In patients with chronic HCV infection, eradication of the infection is a key target in the therapeutic approach of treating extrahepatic manifestations [15]. In patients presenting with unexplained eye pathology such as in this case of orbital pseudotumor, physicians should consider testing for HCV infection or at the very least assessing for risk factors for HCV infection. If successfully treated by HCV eradication, these cases of idiopathic orbital pseudotumor in the setting of HCV infection could be further stratified as HCV-associated orbital pseudotumor. In addition, for this patient, the use of steroids to decrease pain and swelling was very successful. Steroids can act as a bridge to relieve and treat symptoms while awaiting HCV treatment, as coordinating HCV treatment may be complicated by circumstances such as medical insurance, setting up appointments, and so on. Treatment of HCV should then, theoretically, eliminate the extrahepatic symptoms.

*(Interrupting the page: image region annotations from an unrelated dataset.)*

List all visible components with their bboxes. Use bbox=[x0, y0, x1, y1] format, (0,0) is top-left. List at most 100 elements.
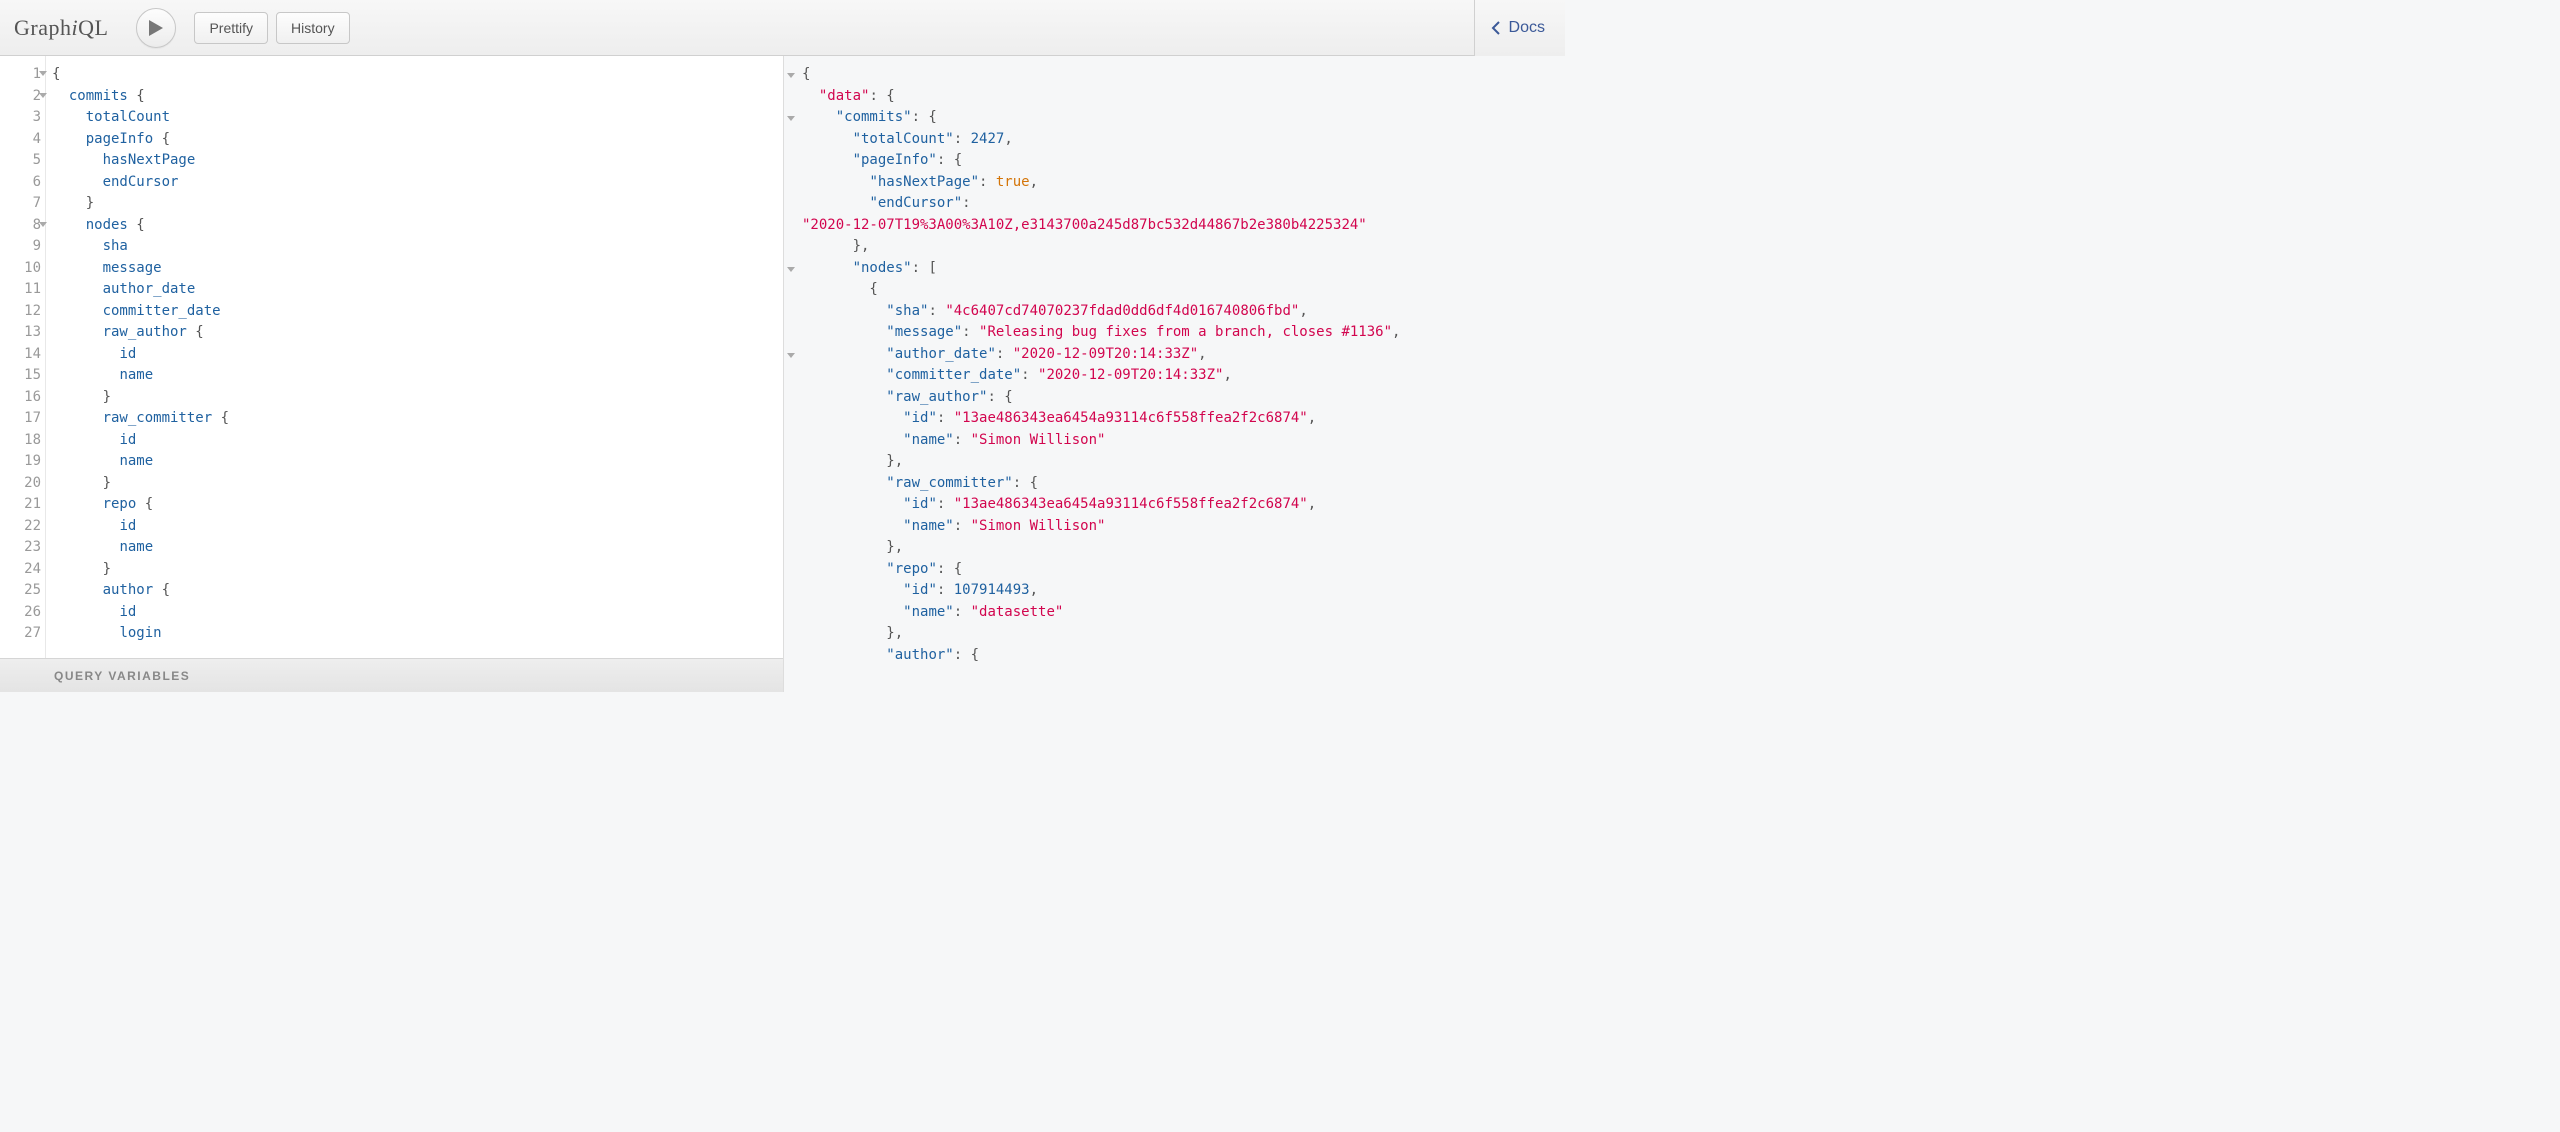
result-line: { bbox=[802, 64, 1565, 86]
code-line: committer_date bbox=[52, 301, 783, 323]
result-line: "id": 107914493, bbox=[802, 580, 1565, 602]
result-line: "id": "13ae486343ea6454a93114c6f558ffea2… bbox=[802, 408, 1565, 430]
result-fold-gutter bbox=[784, 56, 798, 692]
query-editor[interactable]: 1234567891011121314151617181920212223242… bbox=[0, 56, 783, 658]
result-line: "author": { bbox=[802, 645, 1565, 667]
line-number: 4 bbox=[0, 129, 45, 151]
line-number: 7 bbox=[0, 193, 45, 215]
fold-arrow-icon[interactable] bbox=[787, 353, 795, 358]
code-line: id bbox=[52, 430, 783, 452]
history-button[interactable]: History bbox=[276, 12, 350, 44]
code-line: raw_author { bbox=[52, 322, 783, 344]
line-number-gutter: 1234567891011121314151617181920212223242… bbox=[0, 56, 46, 658]
result-line: }, bbox=[802, 451, 1565, 473]
code-line: repo { bbox=[52, 494, 783, 516]
line-number: 8 bbox=[0, 215, 45, 237]
result-line: }, bbox=[802, 236, 1565, 258]
code-line: name bbox=[52, 451, 783, 473]
line-number: 5 bbox=[0, 150, 45, 172]
code-line: totalCount bbox=[52, 107, 783, 129]
execute-button[interactable] bbox=[136, 8, 176, 48]
query-editor-pane: 1234567891011121314151617181920212223242… bbox=[0, 56, 784, 692]
code-line: author { bbox=[52, 580, 783, 602]
code-line: pageInfo { bbox=[52, 129, 783, 151]
code-line: id bbox=[52, 344, 783, 366]
line-number: 27 bbox=[0, 623, 45, 645]
query-variables-label: Query Variables bbox=[54, 669, 190, 683]
line-number: 3 bbox=[0, 107, 45, 129]
fold-arrow-icon[interactable] bbox=[787, 267, 795, 272]
editor-panes: 1234567891011121314151617181920212223242… bbox=[0, 56, 1565, 692]
docs-button[interactable]: Docs bbox=[1474, 0, 1565, 56]
code-line: commits { bbox=[52, 86, 783, 108]
code-line: message bbox=[52, 258, 783, 280]
line-number: 1 bbox=[0, 64, 45, 86]
fold-arrow-icon[interactable] bbox=[787, 73, 795, 78]
result-line: "commits": { bbox=[802, 107, 1565, 129]
fold-arrow-icon[interactable] bbox=[39, 93, 47, 98]
result-line: "author_date": "2020-12-09T20:14:33Z", bbox=[802, 344, 1565, 366]
query-variables-bar[interactable]: Query Variables bbox=[0, 658, 783, 692]
code-line: id bbox=[52, 516, 783, 538]
query-code-area[interactable]: { commits { totalCount pageInfo { hasNex… bbox=[46, 56, 783, 658]
code-line: } bbox=[52, 473, 783, 495]
result-line: "pageInfo": { bbox=[802, 150, 1565, 172]
code-line: } bbox=[52, 559, 783, 581]
result-line: "endCursor": bbox=[802, 193, 1565, 215]
result-line: "name": "Simon Willison" bbox=[802, 430, 1565, 452]
line-number: 22 bbox=[0, 516, 45, 538]
line-number: 18 bbox=[0, 430, 45, 452]
code-line: } bbox=[52, 193, 783, 215]
line-number: 26 bbox=[0, 602, 45, 624]
code-line: nodes { bbox=[52, 215, 783, 237]
line-number: 17 bbox=[0, 408, 45, 430]
line-number: 23 bbox=[0, 537, 45, 559]
result-line: { bbox=[802, 279, 1565, 301]
result-code-area[interactable]: { "data": { "commits": { "totalCount": 2… bbox=[784, 56, 1565, 666]
line-number: 12 bbox=[0, 301, 45, 323]
result-line: "2020-12-07T19%3A00%3A10Z,e3143700a245d8… bbox=[802, 215, 1565, 237]
result-line: "id": "13ae486343ea6454a93114c6f558ffea2… bbox=[802, 494, 1565, 516]
line-number: 9 bbox=[0, 236, 45, 258]
result-line: "name": "datasette" bbox=[802, 602, 1565, 624]
code-line: author_date bbox=[52, 279, 783, 301]
code-line: name bbox=[52, 365, 783, 387]
result-line: "sha": "4c6407cd74070237fdad0dd6df4d0167… bbox=[802, 301, 1565, 323]
play-icon bbox=[149, 20, 163, 36]
chevron-left-icon bbox=[1491, 21, 1501, 35]
fold-arrow-icon[interactable] bbox=[787, 116, 795, 121]
result-line: "name": "Simon Willison" bbox=[802, 516, 1565, 538]
result-line: "raw_committer": { bbox=[802, 473, 1565, 495]
result-line: "repo": { bbox=[802, 559, 1565, 581]
line-number: 11 bbox=[0, 279, 45, 301]
graphiql-logo: GraphiQL bbox=[14, 15, 108, 41]
fold-arrow-icon[interactable] bbox=[39, 222, 47, 227]
line-number: 15 bbox=[0, 365, 45, 387]
line-number: 13 bbox=[0, 322, 45, 344]
line-number: 19 bbox=[0, 451, 45, 473]
fold-arrow-icon[interactable] bbox=[39, 71, 47, 76]
result-line: "message": "Releasing bug fixes from a b… bbox=[802, 322, 1565, 344]
code-line: { bbox=[52, 64, 783, 86]
result-line: "data": { bbox=[802, 86, 1565, 108]
result-pane: { "data": { "commits": { "totalCount": 2… bbox=[784, 56, 1565, 692]
line-number: 20 bbox=[0, 473, 45, 495]
line-number: 25 bbox=[0, 580, 45, 602]
code-line: hasNextPage bbox=[52, 150, 783, 172]
result-line: "committer_date": "2020-12-09T20:14:33Z"… bbox=[802, 365, 1565, 387]
toolbar: GraphiQL Prettify History Docs bbox=[0, 0, 1565, 56]
line-number: 16 bbox=[0, 387, 45, 409]
code-line: id bbox=[52, 602, 783, 624]
line-number: 14 bbox=[0, 344, 45, 366]
result-line: }, bbox=[802, 623, 1565, 645]
code-line: name bbox=[52, 537, 783, 559]
result-line: }, bbox=[802, 537, 1565, 559]
result-line: "totalCount": 2427, bbox=[802, 129, 1565, 151]
code-line: raw_committer { bbox=[52, 408, 783, 430]
line-number: 2 bbox=[0, 86, 45, 108]
result-line: "hasNextPage": true, bbox=[802, 172, 1565, 194]
prettify-button[interactable]: Prettify bbox=[194, 12, 268, 44]
line-number: 10 bbox=[0, 258, 45, 280]
result-line: "nodes": [ bbox=[802, 258, 1565, 280]
line-number: 6 bbox=[0, 172, 45, 194]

Our case report has several limitations. First, we were unable to obtain a pathologic specimen from the patient to confirm a diagnosis. Second, the patient never received HCV treatment and additionally passed away; therefore, it is unknown whether treatment of his HCV would have led to complete resolution of his eye pathology.

Additional Points

Learning Points. (i) In patients with unexplained eye pathology, consider testing for HCV infection as a source of etiology as HCV is a treatable condition in light of recent advances in HCV therapy, and extrahepatic manifestations of HCV are treated by eradication of the virus. (ii) Extrahepatic manifestations of chronic HCV infections are common and should always be considered as a cause of pathology. (iii) Autoimmune phenomena, in the setting of HCV infection, may cause extrahepatic manifestations and must be considered in the differential for HCV-infected patients. (iv) Steroid treatment may serve as a bridge to suppress symptoms of extrahepatic manifestations, such as this case of eye inflammation, while HCV-infected patients await eradication of their HCV infections.

Conflicts of Interest

The authors declare that they have no conflicts of interest.